Saeger began by polling the audience on primary causes of their L-0 blade replacements. Not surprisingly, 69% responded erosion, 10% root cracking, and 21% other. He then reviewed three repair case studies involving (1) water-droplet erosion, (2) cover cracking, and (3) severe foreign-object damage (Fig).

During the Q&A, Saeger noted that most blades with a stainless-steel base can be weld-repaired. Titanium blades, on the other hand, can be welded but only in a shop vacuum furnace. However, not all blade damage is repairable. Damage near the tips generally is amenable to weld repair; damage at the base of the airfoil typically requires blade replacement.

Another useful nugget: In-situ repairs don’t generally require high-speed balancing afterwards, if done within Ethos’ specifications and airfoil geometry remains the same. When asked if there is a limit to how often a blade could be repaired, Saeger said he wasn’t aware of any limit on the frequency.

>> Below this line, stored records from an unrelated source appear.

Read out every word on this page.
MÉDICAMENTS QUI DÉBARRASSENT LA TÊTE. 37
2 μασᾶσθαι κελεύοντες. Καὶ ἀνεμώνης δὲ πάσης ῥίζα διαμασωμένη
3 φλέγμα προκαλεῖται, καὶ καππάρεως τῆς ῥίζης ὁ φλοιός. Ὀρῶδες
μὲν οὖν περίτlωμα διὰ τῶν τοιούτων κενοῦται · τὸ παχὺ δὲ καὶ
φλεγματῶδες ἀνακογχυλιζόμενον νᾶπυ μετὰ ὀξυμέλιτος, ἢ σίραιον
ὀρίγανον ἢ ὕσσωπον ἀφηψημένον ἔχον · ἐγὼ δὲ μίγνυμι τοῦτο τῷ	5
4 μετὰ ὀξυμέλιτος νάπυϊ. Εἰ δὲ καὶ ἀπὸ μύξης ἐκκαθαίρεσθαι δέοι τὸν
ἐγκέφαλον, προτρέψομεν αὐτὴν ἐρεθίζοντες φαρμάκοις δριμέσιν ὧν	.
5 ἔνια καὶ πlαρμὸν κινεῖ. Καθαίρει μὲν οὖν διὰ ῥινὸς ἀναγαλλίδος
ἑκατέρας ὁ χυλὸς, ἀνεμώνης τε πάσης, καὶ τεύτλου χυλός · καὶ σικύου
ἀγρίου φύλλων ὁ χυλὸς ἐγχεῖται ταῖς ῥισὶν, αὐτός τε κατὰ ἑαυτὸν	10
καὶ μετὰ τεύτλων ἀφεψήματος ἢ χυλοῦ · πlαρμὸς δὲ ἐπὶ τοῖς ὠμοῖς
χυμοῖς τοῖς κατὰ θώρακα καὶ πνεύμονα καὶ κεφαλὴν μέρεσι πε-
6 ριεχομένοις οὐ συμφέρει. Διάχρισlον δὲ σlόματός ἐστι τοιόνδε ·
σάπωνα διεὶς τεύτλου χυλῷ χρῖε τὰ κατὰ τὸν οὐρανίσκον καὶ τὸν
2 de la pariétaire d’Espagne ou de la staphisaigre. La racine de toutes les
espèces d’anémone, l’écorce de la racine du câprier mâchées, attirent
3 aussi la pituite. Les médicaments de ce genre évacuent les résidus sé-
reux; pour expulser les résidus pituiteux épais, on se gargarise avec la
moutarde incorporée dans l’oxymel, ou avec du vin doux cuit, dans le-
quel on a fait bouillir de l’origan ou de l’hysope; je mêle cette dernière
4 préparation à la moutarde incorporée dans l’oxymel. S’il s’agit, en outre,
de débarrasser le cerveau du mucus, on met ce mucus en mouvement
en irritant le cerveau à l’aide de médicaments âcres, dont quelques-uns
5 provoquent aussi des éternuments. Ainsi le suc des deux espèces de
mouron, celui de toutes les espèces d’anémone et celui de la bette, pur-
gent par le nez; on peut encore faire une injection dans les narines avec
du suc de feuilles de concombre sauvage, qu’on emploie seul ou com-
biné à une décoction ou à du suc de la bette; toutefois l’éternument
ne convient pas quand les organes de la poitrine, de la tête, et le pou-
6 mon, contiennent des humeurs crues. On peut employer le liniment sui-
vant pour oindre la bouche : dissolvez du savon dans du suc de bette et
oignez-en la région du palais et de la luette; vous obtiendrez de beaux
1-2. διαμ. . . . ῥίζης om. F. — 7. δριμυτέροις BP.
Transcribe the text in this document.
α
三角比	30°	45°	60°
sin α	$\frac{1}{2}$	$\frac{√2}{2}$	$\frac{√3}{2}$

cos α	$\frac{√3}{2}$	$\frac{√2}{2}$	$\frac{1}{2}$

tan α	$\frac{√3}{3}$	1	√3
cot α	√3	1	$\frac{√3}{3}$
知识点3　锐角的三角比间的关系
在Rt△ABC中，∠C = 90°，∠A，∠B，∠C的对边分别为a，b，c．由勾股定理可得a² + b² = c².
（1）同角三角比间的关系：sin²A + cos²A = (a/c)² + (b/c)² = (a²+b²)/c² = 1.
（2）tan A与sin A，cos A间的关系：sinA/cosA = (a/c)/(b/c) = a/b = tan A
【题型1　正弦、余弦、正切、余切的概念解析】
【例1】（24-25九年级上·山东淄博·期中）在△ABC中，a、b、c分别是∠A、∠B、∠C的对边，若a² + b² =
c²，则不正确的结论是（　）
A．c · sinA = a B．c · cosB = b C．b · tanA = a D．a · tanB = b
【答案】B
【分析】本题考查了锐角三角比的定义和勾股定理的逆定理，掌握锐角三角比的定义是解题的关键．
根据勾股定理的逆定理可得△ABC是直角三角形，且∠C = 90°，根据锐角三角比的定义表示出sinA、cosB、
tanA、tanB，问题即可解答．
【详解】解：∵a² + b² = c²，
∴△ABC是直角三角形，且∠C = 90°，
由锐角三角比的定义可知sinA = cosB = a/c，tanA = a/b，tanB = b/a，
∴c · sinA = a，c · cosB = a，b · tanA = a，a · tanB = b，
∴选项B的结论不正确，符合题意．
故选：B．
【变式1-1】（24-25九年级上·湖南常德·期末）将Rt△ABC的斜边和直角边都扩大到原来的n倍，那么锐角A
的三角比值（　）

Saeger’s last slide went beyond the topic and identified solutions for D11 and A10 steam turbine/generators specifically—including the following:

  • L-0 blade erosion and root cracking (see GE Technical Information Letter 1795)—40-in. L-0 root and airfoil modification. Note that the company’s repair for root cracking caused by low-cycle fatigue is a proprietary upgrade.
  • N2-packing casing cracks/leakage (see GE TILs-1627-R2 and -1749)—redesigned N2 box.
  • Outer-casing joint leaks—machining of outer casing joint and hardware upgrade.
  • HP/IP rotor vibration/runout/bowing—rotor straightening.
  • Repetitive seal failures—EEG’s Smart™ Seals.
  • Diaphragm axial distortion (see GE TIL-1589)—diaphragm trailing-edge and stiffening mod.